Niektórzy analitycy, na których wypowiedzi powołuje się Dziennik Gazeta Prawna, są zdania, że zabiegi UE w stosunki do polsko-rosyjskiej umowy mają na celu uzyskanie dostępu do polskiego rynku dla innych operatorów poza Polskim Górnictwem Naftowym i Gazownictwem. Najczęściej wskazuje się tu Niemców, którzy "łakomym okiem" patrzą na nasz rynek, na który chętnie by wkroczyli. Jednak obecna sytuacja nie pozwala im na konkurowanie z PGNiG, które posiada wyłączność na odbiór gazu z rurociągu jamalskiego.

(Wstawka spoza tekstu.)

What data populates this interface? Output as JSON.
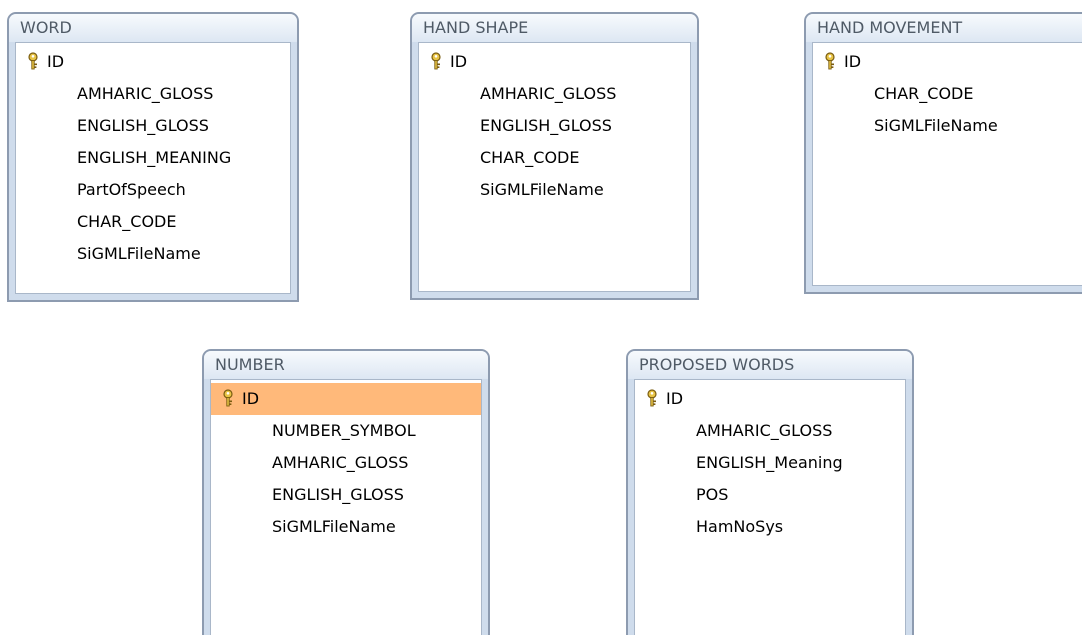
{
  "tables": [
    {
      "title": "WORD",
      "fields": [
        "ID",
        "AMHARIC_GLOSS",
        "ENGLISH_GLOSS",
        "ENGLISH_MEANING",
        "PartOfSpeech",
        "CHAR_CODE",
        "SiGMLFileName"
      ],
      "primary_key": "ID"
    },
    {
      "title": "HAND SHAPE",
      "fields": [
        "ID",
        "AMHARIC_GLOSS",
        "ENGLISH_GLOSS",
        "CHAR_CODE",
        "SiGMLFileName"
      ],
      "primary_key": "ID"
    },
    {
      "title": "HAND MOVEMENT",
      "fields": [
        "ID",
        "CHAR_CODE",
        "SiGMLFileName"
      ],
      "primary_key": "ID"
    },
    {
      "title": "NUMBER",
      "fields": [
        "ID",
        "NUMBER_SYMBOL",
        "AMHARIC_GLOSS",
        "ENGLISH_GLOSS",
        "SiGMLFileName"
      ],
      "primary_key": "ID",
      "selected_field": "ID"
    },
    {
      "title": "PROPOSED WORDS",
      "fields": [
        "ID",
        "AMHARIC_GLOSS",
        "ENGLISH_Meaning",
        "POS",
        "HamNoSys"
      ],
      "primary_key": "ID"
    }
  ],
  "colors": {
    "selection": "#ffb97a",
    "key_icon": "#c9a21f",
    "frame": "#cfdcec"
  },
  "icons": {
    "primary_key": "key-icon"
  }
}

Jeśli przyjęte zostaną postulaty unijne w polsko-rosyjskim porozumieniu, inne firmy będą miały dostęp do gazociągu jamalskiego. Wówczas zagraniczne firmy miałyby szanse na kupowanie rosyjskiego gazu po niższych cenach niż PGNiG i sprzedawać go polskim odbiorcom, a wówczas zakończyłby się monopol PGNiG na naszym rynku. Korzyści z wkroczenia nowych sprzedawców odnieśliby klienci, którzy płaciliby niższe ceny za ten sam towar. Takie warunki mogłyby się pojawić za około 2 lub 3 lata, jeśli przeforsowany zostanie pomysł unijny.

Propozycje unijne nie są korzystne dla Rosji, ponieważ musiałaby się zgodzić na oddanie kontroli nad gazociągiem tranzytowym, a to na Kremlu nie jest dobrze widziane. W negocjacjach udział mają wziąć też specjaliści unijni, którzy mają większą siłę przebicia niż sami Polacy. Wiadomo, że bez jakiegoś ekwiwalentu Rosja nie zgodzi się na wprowadzenie zmian. Teraz Polska jest w trudnej sytuacji, mamy słabą pozycję do negocjacji, a w perspektywie możliwość niedoborów surowca, tuż przed zbliżającą się zimą.